Mining cancer gene expression databases for latent information on intronic microRNAs
Author(s) -
Monterisi Simona,
D'Ario Giovanni,
Dama Elisa,
Rotmensz Nicole,
Confalonieri Stefano,
Tordonato Chiara,
Troglio Flavia,
Bertalot Giovanni,
Maisonneuve Patrick,
Viale Giuseppe,
Nicassio Francesco,
Vecchi Manuela,
Di Fiore Pier Paolo,
Bianchi Fabrizio
Publication year - 2015
Publication title -
molecular oncology
Language(s) - English
Resource type - Journals
SCImago Journal Rank - 2.332
H-Index - 88
eISSN - 1878-0261
pISSN - 1574-7891
DOI - 10.1016/j.molonc.2014.10.001
Subject(s) - microrna , gene , computational biology , in silico , biology , gene expression , genetics , identification (biology) , cancer , breast cancer , regulation of gene expression , bioinformatics , botany
Around 50% of all human microRNAs reside within introns of coding genes and are usually co‐transcribed. Gene expression datasets, therefore, should contain a wealth of miRNA‐relevant latent information, exploitable for many basic and translational research aims. The present study was undertaken to investigate this possibility. We developed an in silico approach to identify intronic‐miRNAs relevant to breast cancer, using public gene expression datasets.

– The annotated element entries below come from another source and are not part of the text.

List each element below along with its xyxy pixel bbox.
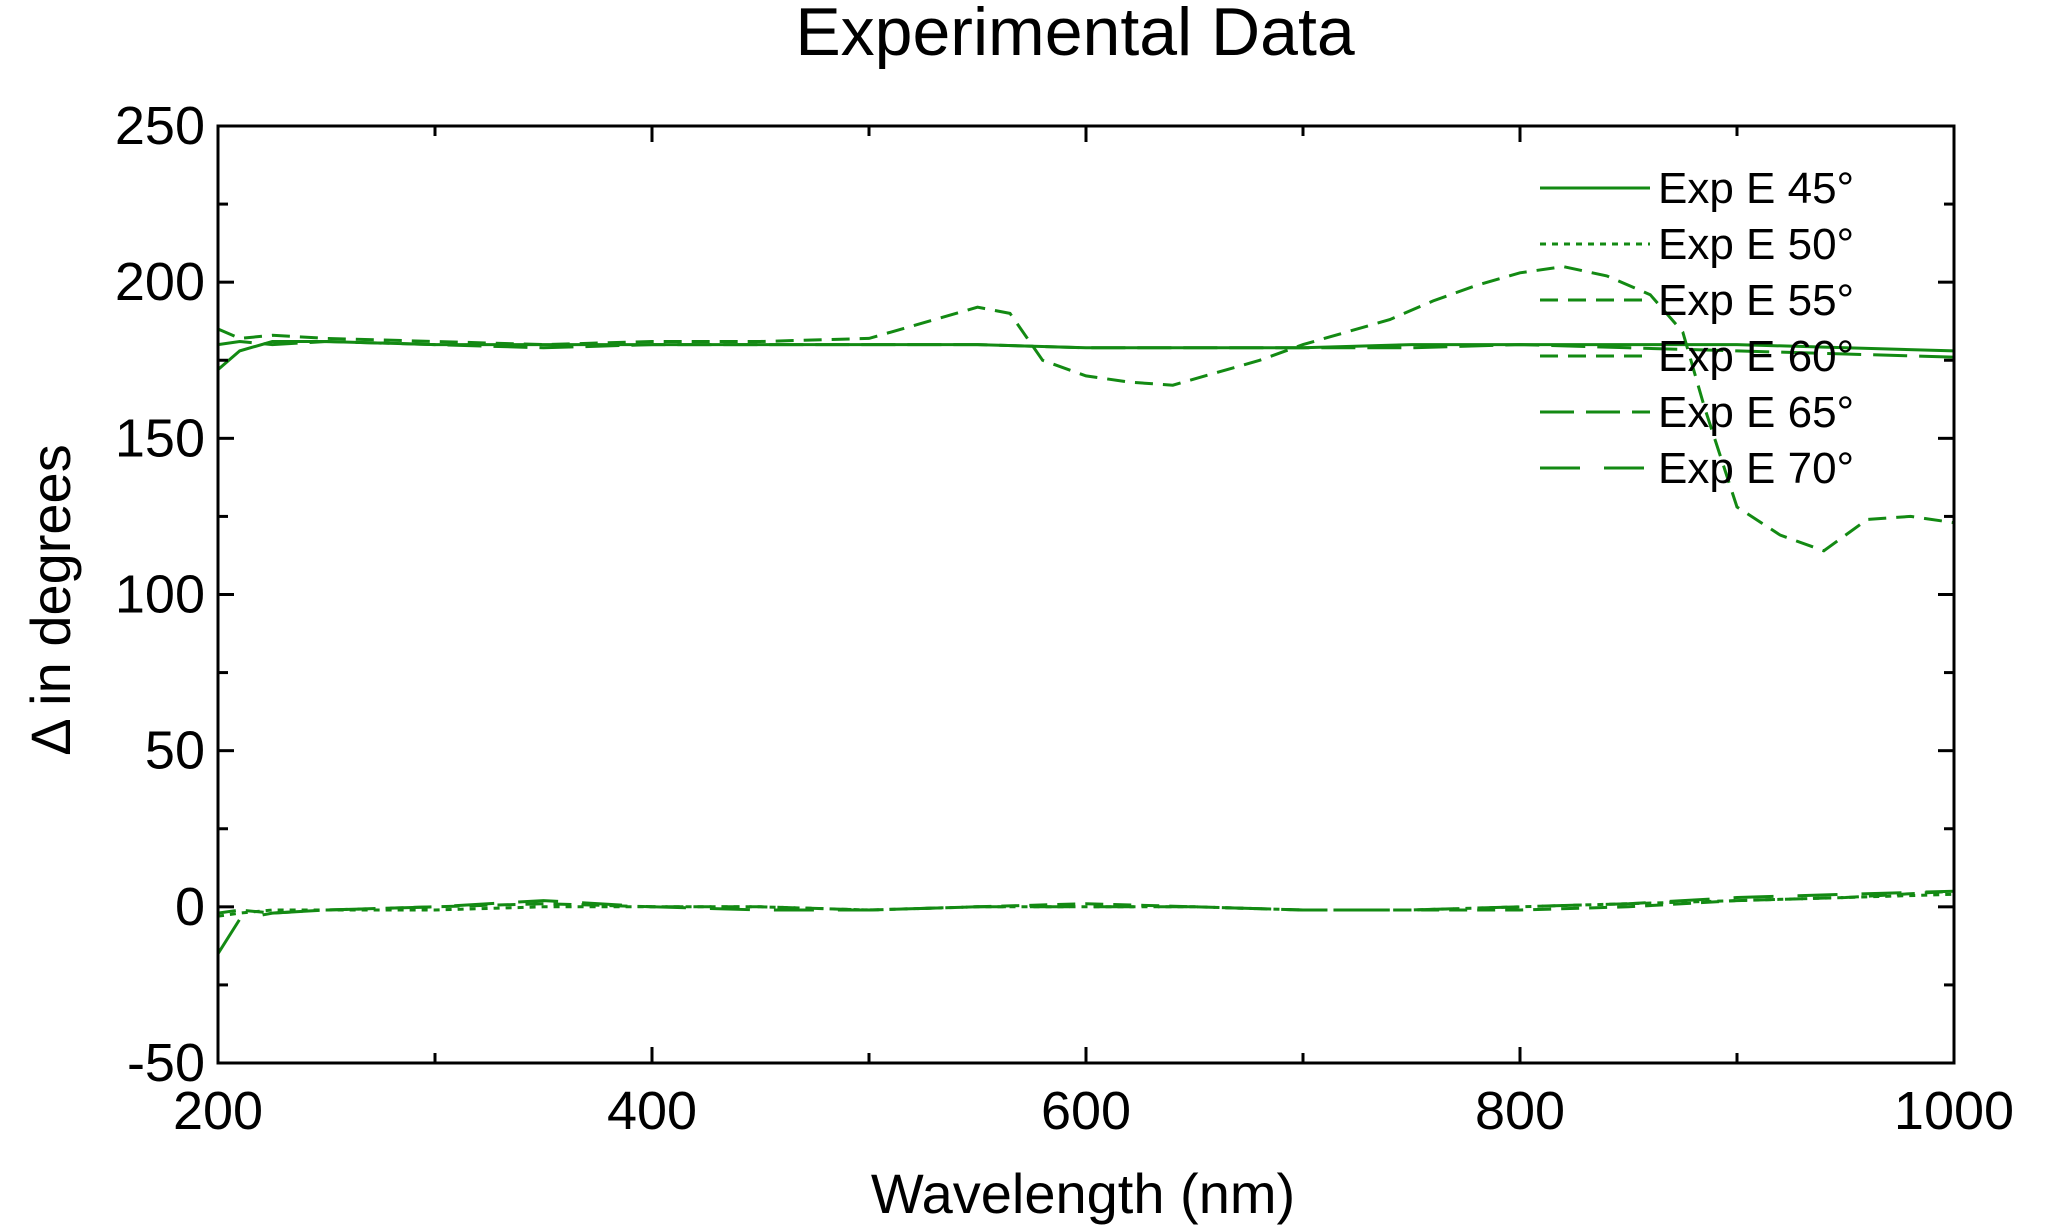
y-tick-label: 150 (115, 408, 205, 468)
legend: Exp E 45° Exp E 50° Exp E 55° Exp E 60° Exp … (1540, 164, 1854, 493)
legend-label-4: Exp E 60° (1658, 332, 1854, 381)
series-layer (216, 265, 1955, 955)
x-tick-label: 1000 (1894, 1081, 2014, 1141)
legend-label-1: Exp E 45° (1658, 164, 1854, 213)
series-line-3 (217, 265, 1955, 553)
chart-title: Experimental Data (795, 0, 1355, 70)
y-tick-label: 50 (145, 721, 205, 781)
y-axis-label: Δ in degrees (19, 444, 82, 755)
legend-label-3: Exp E 55° (1658, 276, 1854, 325)
legend-label-5: Exp E 65° (1658, 388, 1854, 437)
y-tick-label: 250 (115, 96, 205, 156)
tick-layer: 200 400 600 800 1000 -50 0 50 100 150 200 250 (115, 96, 2014, 1141)
series-line-5 (217, 339, 1955, 359)
legend-label-6: Exp E 70° (1658, 444, 1854, 493)
y-tick-label: 200 (115, 252, 205, 312)
x-tick-label: 200 (173, 1081, 263, 1141)
y-tick-label: 100 (115, 565, 205, 625)
y-tick-label: 0 (175, 877, 205, 937)
x-tick-label: 800 (1475, 1081, 1565, 1141)
plot-frame (216, 124, 1956, 1065)
legend-label-2: Exp E 50° (1658, 220, 1854, 269)
series-line-6 (216, 889, 1955, 955)
x-tick-label: 400 (607, 1081, 697, 1141)
y-tick-label: -50 (127, 1033, 205, 1093)
x-tick-label: 600 (1041, 1081, 1131, 1141)
x-axis-label: Wavelength (nm) (871, 1162, 1295, 1225)
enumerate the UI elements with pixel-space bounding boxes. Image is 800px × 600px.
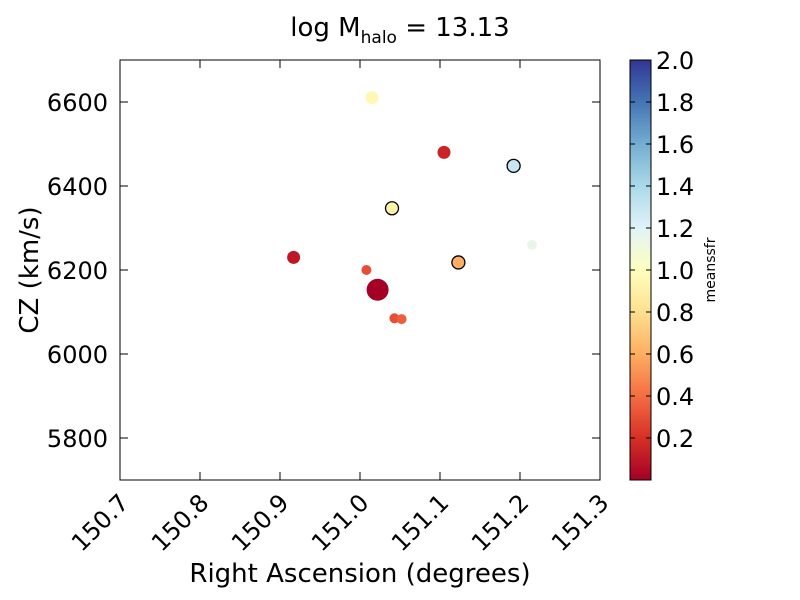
x-tick-label: 150.7 <box>66 489 134 557</box>
colorbar-tick-label: 0.4 <box>656 383 694 411</box>
x-tick-label: 150.8 <box>146 489 214 557</box>
chart-title-main: log M <box>290 13 360 43</box>
data-point <box>361 265 372 275</box>
colorbar-tick-label: 0.2 <box>656 425 694 453</box>
colorbar-tick-label: 1.2 <box>656 215 694 243</box>
x-tick-label: 151.3 <box>546 489 614 557</box>
colorbar-label: meanssfr <box>703 237 719 302</box>
y-tick-label: 6400 <box>47 173 108 201</box>
y-tick-labels: 5800 6000 6200 6400 6600 <box>47 89 108 453</box>
colorbar-tick-label: 0.6 <box>656 341 694 369</box>
x-tick-label: 151.1 <box>386 489 454 557</box>
colorbar-tick-label: 2.0 <box>656 47 694 75</box>
axis-ticks <box>119 60 601 480</box>
y-tick-label: 6600 <box>47 89 108 117</box>
data-point <box>527 239 537 250</box>
colorbar-ticks: 0.2 0.4 0.6 0.8 1.0 1.2 1.4 1.6 1.8 2.0 <box>630 47 694 453</box>
colorbar-tick-label: 0.8 <box>656 299 694 327</box>
colorbar-tick-label: 1.8 <box>656 89 694 117</box>
data-point <box>451 255 466 270</box>
data-point <box>437 145 451 159</box>
y-tick-label: 5800 <box>47 425 108 453</box>
y-tick-label: 6200 <box>47 257 108 285</box>
x-tick-label: 151.0 <box>306 489 374 557</box>
data-point <box>384 201 400 216</box>
y-axis-label: CZ (km/s) <box>15 206 45 333</box>
x-axis-label: Right Ascension (degrees) <box>189 559 530 589</box>
data-points <box>287 91 537 325</box>
y-tick-label: 6000 <box>47 341 108 369</box>
data-point <box>506 158 521 173</box>
data-point <box>366 278 389 301</box>
plot-area <box>119 59 601 481</box>
colorbar-tick-label: 1.6 <box>656 131 694 159</box>
x-tick-label: 151.2 <box>466 489 534 557</box>
chart-title-value: = 13.13 <box>397 13 510 43</box>
x-tick-labels: 150.7 150.8 150.9 151.0 151.1 151.2 151.3 <box>66 489 614 557</box>
chart-title: log Mhalo = 13.13 <box>290 13 509 48</box>
colorbar-tick-label: 1.4 <box>656 173 694 201</box>
chart-title-subscript: halo <box>361 28 397 48</box>
data-point <box>396 314 407 325</box>
colorbar-tick-label: 1.0 <box>656 257 694 285</box>
data-point <box>287 250 301 264</box>
data-point <box>365 91 379 105</box>
x-tick-label: 150.9 <box>226 489 294 557</box>
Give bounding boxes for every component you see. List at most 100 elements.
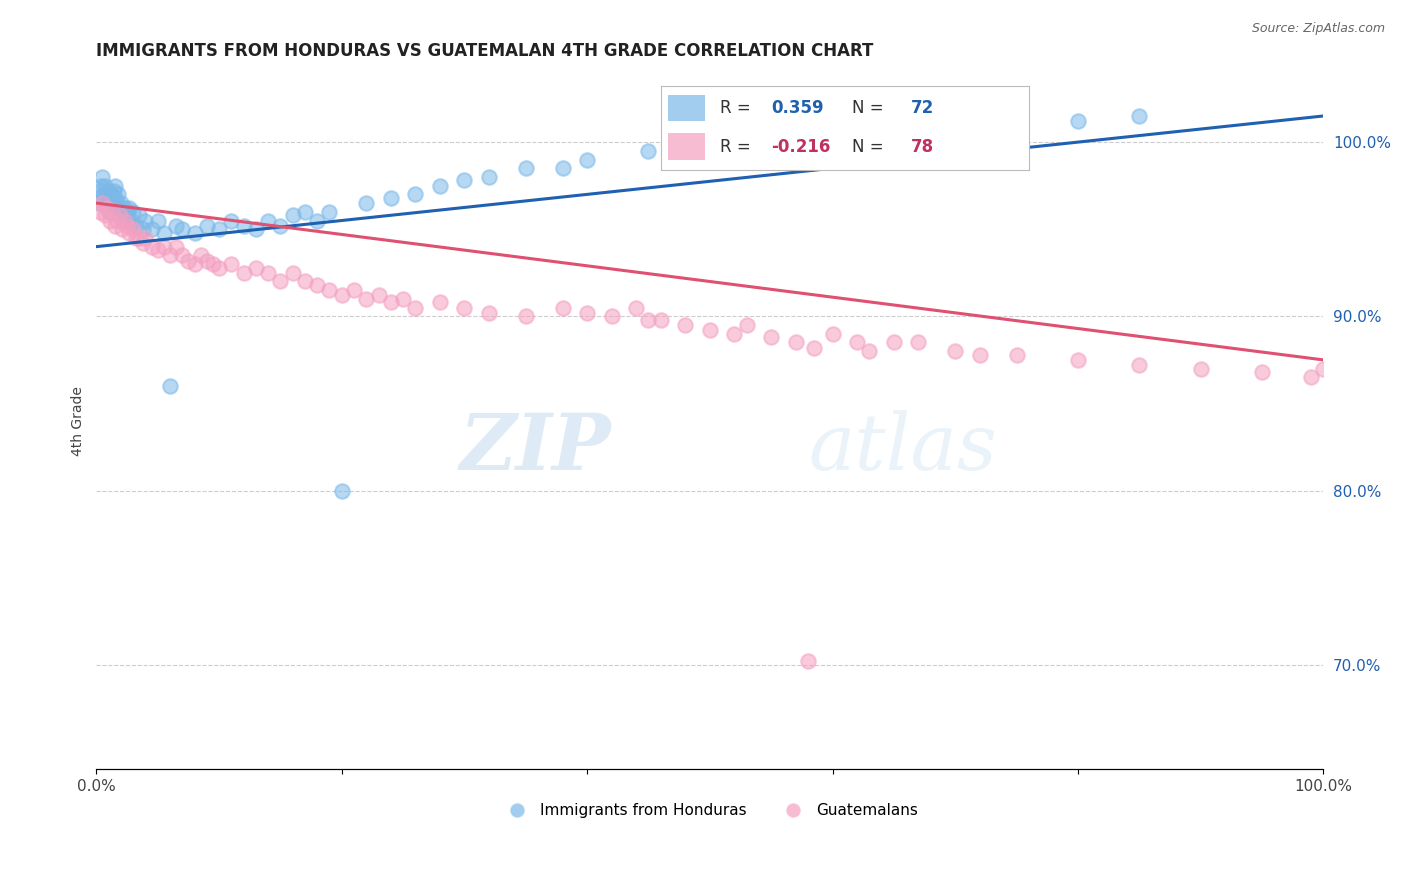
Point — [1251, 365, 1274, 379]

This led to the identification of a miRNA signature for aggressive breast cancer, and to the characterization of novel roles of selected miRNAs in cancer‐related biological phenotypes. Unexpectedly, in a number of cases, expression regulation of the intronic‐miRNA was more relevant than the expression of their host gene. These results provide a proof of principle for the validity of our intronic miRNA mining strategy, which we envision can be applied not only to cancer research, but also to other biological and biomedical fields.